Öncelikle bu albümün, haşin-gaddar black metal gruplarını takip edenlere göre olmayabileceğini söylemem lâzım. Daha çok Alcest kıvamında gruplara yakınsanız, grubu ve albümü sevmeniz mümkün.Ama yine de baştan uyarayım, ortada bir Alcest ustalığı yok. Mesela Alcest ne yapar?Önce size bazı parçalarla acı çektirir, sizin canınızı sıkar, sizi üzer ve neticede bir süre sonra ağlatır. Sonra üzülmenize dayanamaz, oluşturduğu gökkuşağını size gösterir ve tamamı pamuktan üretilmiş hamağa uzanmanızı isteyip size,keyifle içmeniz için buz gibi ev yapımı limonata ikram edip gönlünüzü alır. A Light In The Dark ise sizi ortada pek bir neden yokken umutlandırıp apar topar bir hamağa yatırmaya çalışıyor.“Sana marketten aldığım Uludağ limonatadan ikram edeyim,” derken şişeyi üstünüze boca ediyor. “Kusura bakma, dur üstünü temizlemek için bir şeyler getireyim,” diyerek hareket etmeye başlarken ayağı takılıp yere düşüyor, düşerken de etraftaki taşı toprağı üstünüze sıçratıyor.
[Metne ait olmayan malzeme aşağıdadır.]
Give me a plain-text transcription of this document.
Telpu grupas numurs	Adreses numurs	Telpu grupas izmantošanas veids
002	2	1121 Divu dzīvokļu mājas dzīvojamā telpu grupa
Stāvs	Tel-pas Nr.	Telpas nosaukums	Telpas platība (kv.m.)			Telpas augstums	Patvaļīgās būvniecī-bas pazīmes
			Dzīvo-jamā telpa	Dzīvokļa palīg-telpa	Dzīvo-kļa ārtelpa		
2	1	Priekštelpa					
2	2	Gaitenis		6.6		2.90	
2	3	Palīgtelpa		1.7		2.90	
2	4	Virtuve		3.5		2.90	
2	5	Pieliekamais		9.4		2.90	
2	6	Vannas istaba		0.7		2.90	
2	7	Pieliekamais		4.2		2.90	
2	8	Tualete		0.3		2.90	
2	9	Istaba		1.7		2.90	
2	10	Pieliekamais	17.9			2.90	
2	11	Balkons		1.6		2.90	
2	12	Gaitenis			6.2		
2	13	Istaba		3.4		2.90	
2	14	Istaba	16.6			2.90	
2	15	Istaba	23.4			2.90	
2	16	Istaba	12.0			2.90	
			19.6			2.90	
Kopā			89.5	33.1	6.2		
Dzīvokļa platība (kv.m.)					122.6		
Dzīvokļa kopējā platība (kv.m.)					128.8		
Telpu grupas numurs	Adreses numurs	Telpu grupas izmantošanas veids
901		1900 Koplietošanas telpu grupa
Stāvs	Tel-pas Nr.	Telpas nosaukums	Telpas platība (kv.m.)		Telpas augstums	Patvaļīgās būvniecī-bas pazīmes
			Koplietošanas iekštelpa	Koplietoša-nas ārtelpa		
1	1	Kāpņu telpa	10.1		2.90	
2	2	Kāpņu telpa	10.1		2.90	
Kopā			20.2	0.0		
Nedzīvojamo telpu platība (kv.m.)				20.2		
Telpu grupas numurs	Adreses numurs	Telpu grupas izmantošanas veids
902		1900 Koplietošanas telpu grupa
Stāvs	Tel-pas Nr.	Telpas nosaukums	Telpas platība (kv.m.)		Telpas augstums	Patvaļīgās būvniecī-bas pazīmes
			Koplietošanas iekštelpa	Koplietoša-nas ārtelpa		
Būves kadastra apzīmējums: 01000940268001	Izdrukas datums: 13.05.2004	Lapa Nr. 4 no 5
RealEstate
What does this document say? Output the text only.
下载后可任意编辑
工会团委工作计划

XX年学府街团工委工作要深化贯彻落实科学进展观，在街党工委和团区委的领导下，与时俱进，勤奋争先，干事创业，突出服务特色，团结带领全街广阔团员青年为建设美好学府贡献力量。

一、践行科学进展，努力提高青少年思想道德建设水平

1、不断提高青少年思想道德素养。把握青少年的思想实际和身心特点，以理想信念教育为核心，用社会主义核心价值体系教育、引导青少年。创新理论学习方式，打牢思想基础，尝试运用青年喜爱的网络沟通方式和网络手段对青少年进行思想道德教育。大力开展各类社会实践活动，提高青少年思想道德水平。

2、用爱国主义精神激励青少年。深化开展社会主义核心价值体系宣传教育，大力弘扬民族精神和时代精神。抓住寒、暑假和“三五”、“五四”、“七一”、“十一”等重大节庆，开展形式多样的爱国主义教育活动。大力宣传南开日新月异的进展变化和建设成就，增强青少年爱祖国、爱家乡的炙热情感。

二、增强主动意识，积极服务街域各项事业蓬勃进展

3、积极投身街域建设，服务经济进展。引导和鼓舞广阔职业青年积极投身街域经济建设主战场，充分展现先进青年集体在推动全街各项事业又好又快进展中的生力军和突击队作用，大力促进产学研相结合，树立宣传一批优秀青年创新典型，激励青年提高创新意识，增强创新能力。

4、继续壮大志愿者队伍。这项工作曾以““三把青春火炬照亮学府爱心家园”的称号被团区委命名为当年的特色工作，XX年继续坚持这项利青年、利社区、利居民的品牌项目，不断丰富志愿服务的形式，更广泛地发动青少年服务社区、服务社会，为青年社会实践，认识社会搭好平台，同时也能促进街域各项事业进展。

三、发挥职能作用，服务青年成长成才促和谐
Az önce yazdığım betimlemeleri sonsuza kadar uzatabilirim.Sonuç olarak ortada güzel sayılabilecek parçalar varken, gereksiz elektronik efektlerle, aşırı durağanlıkla ve kendini tekrar eden mekanizmalarla yaptığı müziği kendi kendine baltalama durumu var. İşin içinde biraz da kafa karışıklığı yok değil açıkçası. Bir taraftan -umutlu notalar da olsa-cayır cayır çalıp, takır takır blast beat’ler döşeyen albümün öte tarafında, İspanyol sinemasının aykırı yönetmenlerinin çektikleri eşcinsellik temalı filmlerdeki lezbiyen çiftlerin, yaşadıkları romantik anlarda arka plana meze yapılan tematik müzikler gibi parçalar mevcut.
Katatonia’nın “Brave Murder Day”inin baştacı eserlerinden “Day”deki gibi Trip hop ritimli “Follow Your Heart”tan bahsetmiyorum tabii, bu bile bir nebze fena olmayan şarkılardan.Albümü parça parça yazmayacağım elbette ancak belirtmeden geçmeyeyim, albüme adını veren eserin tasarımı ve işlenişi bence -elektronik destekli de olsa- gayet başarılı.
Yolculukta, yürüyüşte ve benzeri alanlarda dinlenebilecek bir yapım “A Long Journey Home”. Çok fazla beklentiyle başlamazsanız sizi mutlu edebilir hatta. Şarkı listesinin -neyse ki- en sonuna yerleştirilen remix’i saymazsak “eh işte”nin biraz üstünde diyebiliriz albüm için. Post-black ve diğer alt türlerle bir şekilde yolunuz kesişiyorsa, yeniliklere açıksanız ve Alcest gibi grupları keyifle dinliyorsanız, yapıma bir göz atın derim.Bir sonraki yazıda görüşmek üzere.